PARIS — Air pollution that has turned Paris skies a murky yellow and shrouded much of Belgium in smog for days forced drivers to slow down and gave a free ride Friday to millions in both countries who use public transportation.
The belt of pollution stretched from France's Atlantic coast hundreds of miles into Belgium and well into Germany.
There was no charge for public transit in the Paris region and two other cities from Friday through Sunday, while elsewhere in France and in Belgium's southern Wallonia, the free ride was only for Friday.
It was the worst air pollution France has seen since 2007, the Brussels-based European Environment Agency said.
The problem here is particularly severe because France has an unusually high number of diesel vehicles, whose nitrogen oxide fumes mix with ammonia from springtime fertilizers and form particulate ammonium nitrate. Pollutants from the burning of dead leaves and wood contribute as well.
Nearly all of France was under some sort of pollution alert, with levels in the Parisian region surpassing those in some of the world's most notoriously polluted cities Friday, including Beijing and Delhi.
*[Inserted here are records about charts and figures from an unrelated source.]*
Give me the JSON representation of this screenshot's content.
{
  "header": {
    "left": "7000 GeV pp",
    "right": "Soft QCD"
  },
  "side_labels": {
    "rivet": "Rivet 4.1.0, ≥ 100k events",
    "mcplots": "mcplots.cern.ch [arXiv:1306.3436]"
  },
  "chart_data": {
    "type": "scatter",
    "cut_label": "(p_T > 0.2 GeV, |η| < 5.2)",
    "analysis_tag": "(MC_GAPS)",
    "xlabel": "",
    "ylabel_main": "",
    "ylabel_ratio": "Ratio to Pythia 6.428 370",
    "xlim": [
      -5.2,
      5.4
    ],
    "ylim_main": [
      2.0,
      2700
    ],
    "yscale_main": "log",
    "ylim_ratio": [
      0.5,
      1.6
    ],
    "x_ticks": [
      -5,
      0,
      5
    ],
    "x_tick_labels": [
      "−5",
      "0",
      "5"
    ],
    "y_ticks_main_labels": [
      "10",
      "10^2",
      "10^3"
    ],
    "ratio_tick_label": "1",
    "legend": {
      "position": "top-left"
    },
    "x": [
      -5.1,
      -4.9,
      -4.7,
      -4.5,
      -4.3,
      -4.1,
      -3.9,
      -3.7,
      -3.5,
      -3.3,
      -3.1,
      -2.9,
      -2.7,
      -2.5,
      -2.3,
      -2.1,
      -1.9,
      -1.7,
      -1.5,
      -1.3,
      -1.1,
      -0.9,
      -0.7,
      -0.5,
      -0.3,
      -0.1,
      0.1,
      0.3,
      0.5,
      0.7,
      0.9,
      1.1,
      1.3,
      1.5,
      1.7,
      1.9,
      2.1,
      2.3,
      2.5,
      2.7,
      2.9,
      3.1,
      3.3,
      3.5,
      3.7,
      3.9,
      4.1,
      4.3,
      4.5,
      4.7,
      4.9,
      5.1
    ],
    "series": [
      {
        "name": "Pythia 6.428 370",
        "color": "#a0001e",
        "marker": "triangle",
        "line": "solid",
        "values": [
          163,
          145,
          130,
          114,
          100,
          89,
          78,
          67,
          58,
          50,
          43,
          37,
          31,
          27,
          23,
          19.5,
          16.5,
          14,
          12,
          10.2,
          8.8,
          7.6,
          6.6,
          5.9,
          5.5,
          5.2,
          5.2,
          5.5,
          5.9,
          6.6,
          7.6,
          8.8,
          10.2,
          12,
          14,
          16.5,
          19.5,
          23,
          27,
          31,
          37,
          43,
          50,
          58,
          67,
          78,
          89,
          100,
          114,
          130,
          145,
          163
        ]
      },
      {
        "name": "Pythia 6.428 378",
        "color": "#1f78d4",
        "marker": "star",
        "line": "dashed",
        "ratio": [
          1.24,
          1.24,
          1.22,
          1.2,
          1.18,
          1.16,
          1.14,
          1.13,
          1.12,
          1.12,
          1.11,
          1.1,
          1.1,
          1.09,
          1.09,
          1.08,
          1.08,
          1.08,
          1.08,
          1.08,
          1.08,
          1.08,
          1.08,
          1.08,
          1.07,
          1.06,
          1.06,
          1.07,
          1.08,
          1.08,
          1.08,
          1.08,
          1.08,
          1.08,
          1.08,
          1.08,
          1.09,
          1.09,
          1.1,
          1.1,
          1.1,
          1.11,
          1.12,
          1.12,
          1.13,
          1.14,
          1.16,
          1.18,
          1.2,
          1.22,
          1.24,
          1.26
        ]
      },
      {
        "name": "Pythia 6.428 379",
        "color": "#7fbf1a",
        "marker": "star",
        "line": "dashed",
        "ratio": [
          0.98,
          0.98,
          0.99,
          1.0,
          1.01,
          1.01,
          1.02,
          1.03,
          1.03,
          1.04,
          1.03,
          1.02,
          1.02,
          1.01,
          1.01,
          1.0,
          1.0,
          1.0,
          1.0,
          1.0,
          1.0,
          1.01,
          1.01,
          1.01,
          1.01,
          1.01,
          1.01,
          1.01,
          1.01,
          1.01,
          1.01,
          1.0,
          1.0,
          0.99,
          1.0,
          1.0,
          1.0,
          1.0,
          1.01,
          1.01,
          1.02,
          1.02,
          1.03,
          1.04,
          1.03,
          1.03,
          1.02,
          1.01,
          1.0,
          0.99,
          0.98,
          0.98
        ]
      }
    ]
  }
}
An environmental group brought a complaint earlier this week denouncing the "inertia of the government" that it says has put lives in danger.
There is no question that pollution can be an immediate health hazard, especially for the very young and old, and anyone with respiratory or cardiac disorders, European Environment Agency air quality project manager Valentin Foltescu said.
"Some people will, unfortunately, die," Foltescu said. "There is a high correlation of pollution of this kind and mortality."
Speed limits dropped in France and Belgium, and electronic billboards in Paris dispensed advice and emergency information.
The website that keeps up-to-the-minute figures on the Paris region's air quality slowed to a crawl and was asking visitors to follow it on Twitter or Facebook rather than crash the site.
Foltescu said if everyone follows the government's advice "you will see an instant difference."
If not, he added, the pollution would last about as long as the unseasonably warm and sunny weather.